- Leonardo unveiled Guardian Vantage, a passive land-based EWSI system, at AOC Europe in Helsinki, Finland, on May 20, 2026.
- The system detects, recognizes, identifies, and locates enemy emitters without generating signals, and carries no ITAR restrictions for export.
Leonardo unveiled a new land-based electronic warfare and signals intelligence system at the AOC Europe conference in Helsinki, Finland.
The system, called Guardian Vantage, is a passive surveillance platform that detects, recognizes, identifies, and locates enemy emissions across the electromagnetic spectrum without generating any signals of its own, a design choice that keeps the operator invisible to enemy detection while building a comprehensive electronic picture of the threat environment.
The core concept behind Guardian Vantage is straightforward in principle and technically demanding in execution. Every military system that radiates signals, including radars, communications networks, drone command links, and electronic warfare emitters, leaves a fingerprint in the electromagnetic spectrum. Guardian Vantage collects those fingerprints, compares them against a threat library, and constructs what Leonardo calls an electronic order of battle: a continuously updated map of detected enemy systems ranked by threat priority.
A commander using this system does not just know that enemy forces are in a general area. The system tells them specifically what emitting systems are present, where they are located with precision sufficient for targeting, and by analyzing patterns of activity, what those forces are likely to do next. Per Leonardo’s product documentation, the system can transcribe radio traffic in real time and use large language models to translate foreign languages into the operator’s native tongue, a capability that removes a traditional intelligence bottleneck in multinational or out-of-area operations.
Detect identifies signals of interest automatically based on user-defined parameters. Recognise applies measured signal characteristics to classify a wide range of threat signals without operator intervention. Identify uses built-in classifiers to determine the exact type of signal with high certainty. Locate then applies what the company describes in its datasheet as “market leading super resolution direction finding and geolocation” to establish precise positions.
The system can operate as a single sensor or as part of a networked architecture enabling multi-sensor geolocation, where signals detected from multiple positions are triangulated to fix a target location with considerably greater precision than any single platform could achieve. That networked mode matters because direction finding from a single fixed point provides a bearing, not a location, and crossing two or more bearings is what produces a usable grid reference for fires or maneuver.
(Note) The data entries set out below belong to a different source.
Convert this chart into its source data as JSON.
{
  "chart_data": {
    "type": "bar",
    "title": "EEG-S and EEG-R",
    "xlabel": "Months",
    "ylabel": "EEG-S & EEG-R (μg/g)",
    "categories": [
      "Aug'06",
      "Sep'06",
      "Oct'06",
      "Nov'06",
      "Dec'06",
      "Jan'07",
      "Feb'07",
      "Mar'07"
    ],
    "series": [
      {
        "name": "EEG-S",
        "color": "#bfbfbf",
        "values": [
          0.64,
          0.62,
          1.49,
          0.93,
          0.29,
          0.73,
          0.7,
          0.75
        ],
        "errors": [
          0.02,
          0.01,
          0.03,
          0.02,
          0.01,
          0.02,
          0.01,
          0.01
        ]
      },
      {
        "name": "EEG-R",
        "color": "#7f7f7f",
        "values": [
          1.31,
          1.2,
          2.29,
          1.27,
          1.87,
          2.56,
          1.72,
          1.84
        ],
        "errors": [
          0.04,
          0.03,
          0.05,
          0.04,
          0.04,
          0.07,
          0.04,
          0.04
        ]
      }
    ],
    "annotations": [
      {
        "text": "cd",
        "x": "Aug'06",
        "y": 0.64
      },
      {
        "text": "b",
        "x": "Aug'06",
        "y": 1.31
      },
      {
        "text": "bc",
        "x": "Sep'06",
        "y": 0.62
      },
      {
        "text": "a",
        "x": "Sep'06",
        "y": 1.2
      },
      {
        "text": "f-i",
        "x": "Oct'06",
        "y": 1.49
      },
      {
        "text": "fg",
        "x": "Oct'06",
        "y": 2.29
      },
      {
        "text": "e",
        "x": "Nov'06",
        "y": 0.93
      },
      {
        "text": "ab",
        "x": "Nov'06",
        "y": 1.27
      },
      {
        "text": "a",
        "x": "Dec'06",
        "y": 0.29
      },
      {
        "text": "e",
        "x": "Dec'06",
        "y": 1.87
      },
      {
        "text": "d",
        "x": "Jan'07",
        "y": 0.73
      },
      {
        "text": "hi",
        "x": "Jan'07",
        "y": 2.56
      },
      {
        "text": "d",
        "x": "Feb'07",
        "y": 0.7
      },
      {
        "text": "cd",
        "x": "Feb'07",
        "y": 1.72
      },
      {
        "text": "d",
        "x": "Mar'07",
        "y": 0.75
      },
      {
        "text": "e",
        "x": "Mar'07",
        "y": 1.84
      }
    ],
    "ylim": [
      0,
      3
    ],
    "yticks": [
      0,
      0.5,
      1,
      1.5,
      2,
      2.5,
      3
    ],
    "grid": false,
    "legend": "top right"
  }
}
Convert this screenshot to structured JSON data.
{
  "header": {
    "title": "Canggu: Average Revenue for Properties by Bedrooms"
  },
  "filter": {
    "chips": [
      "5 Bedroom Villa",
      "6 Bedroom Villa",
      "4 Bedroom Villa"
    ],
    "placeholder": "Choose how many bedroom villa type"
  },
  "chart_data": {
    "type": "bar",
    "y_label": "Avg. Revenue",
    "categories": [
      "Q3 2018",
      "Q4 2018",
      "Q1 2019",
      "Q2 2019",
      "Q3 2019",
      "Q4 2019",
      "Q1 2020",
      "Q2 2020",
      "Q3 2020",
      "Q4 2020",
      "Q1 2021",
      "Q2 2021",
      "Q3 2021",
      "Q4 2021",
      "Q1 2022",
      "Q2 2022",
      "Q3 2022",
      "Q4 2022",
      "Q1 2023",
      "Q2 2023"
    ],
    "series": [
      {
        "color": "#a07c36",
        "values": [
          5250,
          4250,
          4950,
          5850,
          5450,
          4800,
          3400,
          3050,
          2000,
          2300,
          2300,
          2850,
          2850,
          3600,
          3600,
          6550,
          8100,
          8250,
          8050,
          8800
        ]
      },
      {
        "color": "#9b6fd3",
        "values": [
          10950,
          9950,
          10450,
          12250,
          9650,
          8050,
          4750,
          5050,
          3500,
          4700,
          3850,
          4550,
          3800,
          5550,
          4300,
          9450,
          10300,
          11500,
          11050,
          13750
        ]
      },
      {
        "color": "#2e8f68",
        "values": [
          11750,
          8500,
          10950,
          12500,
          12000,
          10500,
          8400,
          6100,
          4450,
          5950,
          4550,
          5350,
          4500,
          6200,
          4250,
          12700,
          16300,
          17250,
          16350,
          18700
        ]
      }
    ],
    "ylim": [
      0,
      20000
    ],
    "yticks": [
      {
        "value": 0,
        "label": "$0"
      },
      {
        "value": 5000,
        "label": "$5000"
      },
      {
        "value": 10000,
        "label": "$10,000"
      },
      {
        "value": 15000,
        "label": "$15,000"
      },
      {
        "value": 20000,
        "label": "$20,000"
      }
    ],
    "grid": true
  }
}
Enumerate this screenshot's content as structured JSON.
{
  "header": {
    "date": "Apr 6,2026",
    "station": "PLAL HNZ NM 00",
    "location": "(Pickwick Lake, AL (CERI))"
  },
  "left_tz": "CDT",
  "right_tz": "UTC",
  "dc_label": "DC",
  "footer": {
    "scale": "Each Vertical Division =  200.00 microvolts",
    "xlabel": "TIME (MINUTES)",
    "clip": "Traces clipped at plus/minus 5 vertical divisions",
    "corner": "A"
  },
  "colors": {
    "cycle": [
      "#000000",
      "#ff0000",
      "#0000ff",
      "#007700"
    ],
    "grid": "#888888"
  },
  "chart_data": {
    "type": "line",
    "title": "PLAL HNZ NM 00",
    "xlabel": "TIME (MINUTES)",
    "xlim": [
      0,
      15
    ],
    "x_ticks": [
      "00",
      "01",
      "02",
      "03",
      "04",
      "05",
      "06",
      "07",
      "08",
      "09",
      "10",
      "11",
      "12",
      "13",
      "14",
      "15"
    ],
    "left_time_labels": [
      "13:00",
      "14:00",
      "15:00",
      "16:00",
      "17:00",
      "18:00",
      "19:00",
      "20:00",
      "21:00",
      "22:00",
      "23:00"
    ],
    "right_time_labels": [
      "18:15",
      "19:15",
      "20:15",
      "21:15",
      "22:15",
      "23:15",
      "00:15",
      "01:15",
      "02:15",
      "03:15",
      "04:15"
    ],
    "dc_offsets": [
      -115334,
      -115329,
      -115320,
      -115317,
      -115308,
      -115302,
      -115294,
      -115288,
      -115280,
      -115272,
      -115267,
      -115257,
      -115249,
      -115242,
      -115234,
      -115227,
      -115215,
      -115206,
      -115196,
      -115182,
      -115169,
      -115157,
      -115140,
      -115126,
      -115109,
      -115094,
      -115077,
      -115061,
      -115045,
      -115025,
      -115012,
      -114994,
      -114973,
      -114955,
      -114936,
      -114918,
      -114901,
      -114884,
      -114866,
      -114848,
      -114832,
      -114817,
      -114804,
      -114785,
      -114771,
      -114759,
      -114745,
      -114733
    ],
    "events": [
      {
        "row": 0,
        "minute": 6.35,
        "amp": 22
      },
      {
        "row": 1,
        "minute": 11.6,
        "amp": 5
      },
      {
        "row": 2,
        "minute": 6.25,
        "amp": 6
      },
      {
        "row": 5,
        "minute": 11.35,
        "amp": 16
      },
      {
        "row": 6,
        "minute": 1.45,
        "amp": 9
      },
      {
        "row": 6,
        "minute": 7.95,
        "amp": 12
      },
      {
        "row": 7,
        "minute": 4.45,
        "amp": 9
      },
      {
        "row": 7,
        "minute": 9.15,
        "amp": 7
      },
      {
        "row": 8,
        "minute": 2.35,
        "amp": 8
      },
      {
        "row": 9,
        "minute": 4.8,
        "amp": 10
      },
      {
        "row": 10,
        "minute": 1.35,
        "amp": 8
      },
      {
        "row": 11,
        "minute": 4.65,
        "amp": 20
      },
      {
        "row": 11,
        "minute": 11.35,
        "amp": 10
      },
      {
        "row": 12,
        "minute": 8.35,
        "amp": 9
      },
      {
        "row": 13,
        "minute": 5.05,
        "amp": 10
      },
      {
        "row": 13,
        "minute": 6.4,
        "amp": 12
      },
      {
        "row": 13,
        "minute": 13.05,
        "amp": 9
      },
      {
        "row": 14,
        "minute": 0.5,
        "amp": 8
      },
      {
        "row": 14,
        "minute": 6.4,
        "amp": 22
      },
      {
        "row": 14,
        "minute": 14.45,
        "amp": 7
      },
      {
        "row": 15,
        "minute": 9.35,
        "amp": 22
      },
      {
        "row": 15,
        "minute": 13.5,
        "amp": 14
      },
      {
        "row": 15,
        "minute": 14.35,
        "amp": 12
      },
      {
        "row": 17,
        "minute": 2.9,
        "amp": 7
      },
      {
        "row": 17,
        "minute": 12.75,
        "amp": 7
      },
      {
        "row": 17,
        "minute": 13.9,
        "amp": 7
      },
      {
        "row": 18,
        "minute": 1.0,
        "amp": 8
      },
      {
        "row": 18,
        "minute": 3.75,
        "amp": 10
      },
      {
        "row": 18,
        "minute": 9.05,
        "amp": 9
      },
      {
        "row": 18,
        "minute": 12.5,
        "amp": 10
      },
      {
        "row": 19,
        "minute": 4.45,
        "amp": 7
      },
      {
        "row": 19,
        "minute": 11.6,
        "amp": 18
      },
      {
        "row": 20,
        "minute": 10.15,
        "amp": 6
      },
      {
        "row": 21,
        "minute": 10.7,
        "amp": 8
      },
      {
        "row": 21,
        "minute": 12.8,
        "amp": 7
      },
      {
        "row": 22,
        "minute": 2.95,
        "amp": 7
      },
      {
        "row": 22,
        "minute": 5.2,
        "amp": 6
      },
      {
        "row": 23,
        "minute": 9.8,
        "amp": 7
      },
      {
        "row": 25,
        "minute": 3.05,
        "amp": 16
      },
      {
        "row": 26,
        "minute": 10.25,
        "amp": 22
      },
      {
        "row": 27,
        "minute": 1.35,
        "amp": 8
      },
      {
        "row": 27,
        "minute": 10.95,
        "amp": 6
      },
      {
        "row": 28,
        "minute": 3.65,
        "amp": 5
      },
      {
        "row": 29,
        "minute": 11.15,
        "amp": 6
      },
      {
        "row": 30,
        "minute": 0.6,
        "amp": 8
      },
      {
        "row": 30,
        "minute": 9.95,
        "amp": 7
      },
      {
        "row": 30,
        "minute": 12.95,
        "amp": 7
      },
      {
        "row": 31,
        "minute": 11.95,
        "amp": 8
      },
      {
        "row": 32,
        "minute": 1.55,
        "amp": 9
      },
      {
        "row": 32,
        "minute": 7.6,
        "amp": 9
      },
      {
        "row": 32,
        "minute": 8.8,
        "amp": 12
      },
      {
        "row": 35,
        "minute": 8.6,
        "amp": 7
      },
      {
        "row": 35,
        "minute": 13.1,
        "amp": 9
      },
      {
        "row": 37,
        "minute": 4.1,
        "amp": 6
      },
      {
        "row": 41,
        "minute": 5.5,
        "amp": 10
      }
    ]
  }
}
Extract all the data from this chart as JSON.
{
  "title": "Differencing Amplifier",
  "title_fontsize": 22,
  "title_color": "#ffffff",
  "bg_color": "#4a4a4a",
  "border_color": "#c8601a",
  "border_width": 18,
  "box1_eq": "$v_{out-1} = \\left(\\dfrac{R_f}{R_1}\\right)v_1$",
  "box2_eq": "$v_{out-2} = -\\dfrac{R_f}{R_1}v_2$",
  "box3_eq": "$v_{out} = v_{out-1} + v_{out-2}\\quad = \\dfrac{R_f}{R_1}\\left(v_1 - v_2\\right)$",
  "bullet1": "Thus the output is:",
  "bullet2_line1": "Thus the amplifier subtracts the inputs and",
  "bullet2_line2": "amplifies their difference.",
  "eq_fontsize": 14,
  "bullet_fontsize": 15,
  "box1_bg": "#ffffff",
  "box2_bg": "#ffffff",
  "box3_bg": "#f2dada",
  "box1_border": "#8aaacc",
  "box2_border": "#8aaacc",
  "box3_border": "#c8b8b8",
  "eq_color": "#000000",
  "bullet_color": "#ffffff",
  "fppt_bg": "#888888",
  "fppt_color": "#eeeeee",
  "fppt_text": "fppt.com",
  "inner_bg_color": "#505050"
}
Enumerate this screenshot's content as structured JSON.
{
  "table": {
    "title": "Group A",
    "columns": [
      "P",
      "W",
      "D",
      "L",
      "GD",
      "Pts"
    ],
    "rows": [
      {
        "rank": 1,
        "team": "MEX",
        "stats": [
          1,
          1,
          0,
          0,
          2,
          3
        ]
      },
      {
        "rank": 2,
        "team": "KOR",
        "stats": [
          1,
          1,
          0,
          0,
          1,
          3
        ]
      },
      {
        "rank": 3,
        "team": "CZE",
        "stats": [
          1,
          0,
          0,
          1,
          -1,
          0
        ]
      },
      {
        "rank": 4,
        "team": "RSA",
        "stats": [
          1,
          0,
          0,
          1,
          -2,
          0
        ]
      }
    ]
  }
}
Guardian Vantage also incorporates a Radar Electronic Support Measures capability, abbreviated RESM, designed to detect and characterize radar emitters specifically. The company describes this module as ultra-low SWaP, using the defense engineering shorthand for Size, Weight, and Power, meaning the radar detection function adds minimal physical burden to the platform and draws minimal electrical power. That matters for vehicle integration, where space and power budgets are constrained.
The system also supports electronic intelligence, or ELINT, functions, building strategic intelligence about unidentified communications and non-communications emitters over time. Where tactical SIGINT answers immediate questions about what is on the battlefield right now, ELINT builds the deeper picture of adversary electronic order of battle that supports operational and strategic planning.
The venue for this unveiling was not incidental. AOC Europe 2026 runs May 19 through 21 at the Messukeskus Helsinki Expo and Convention Centre under the theme “Re-Arming Europe for Electromagnetic Spectrum Superiority,” according to the Association of Old Crows. The conference theme reflects exactly what the war in Ukraine has demonstrated at scale: that electromagnetic spectrum dominance is not a niche capability for specialist units but a foundational requirement for any force operating against a peer adversary. Russian and Ukrainian forces have fought an intensive parallel war in the electromagnetic spectrum since February 2022, with jamming, spoofing, drone frequency exploitation, and counter-drone radio frequency detection all playing roles in tactical outcomes that no amount of conventional firepower alone could have determined. Leonardo Campaign Manager Mike Brown made the operational stakes explicit at the Helsinki unveiling, saying Guardian Vantage “turns the electromagnetic spectrum into a decisive operational advantage, enabling commanders to see what the adversary is doing and where they are operating, ultimately providing an indication of their intent.”
The system runs on what Leonardo describes as an open architecture aligned with UK STICS and CMOSS standards, as well as Open VPX, MORA, AOCO, and GVA frameworks. Those acronyms matter to procurement officials and system integrators more than to operational users, but the practical implication is significant: Guardian Vantage is designed to be updated without replacing hardware, integrated onto platforms it was not originally designed for, and connected to wider command and control networks without custom engineering. The U.S. Army has spent years pursuing the same philosophy through its Modular Open Systems Approach, and its Terrestrial Layer System, the Army vehicle-based SIGINT and EW program awarded to Lockheed Martin, represents the American version of the same operational problem Guardian Vantage is trying to solve for allied markets.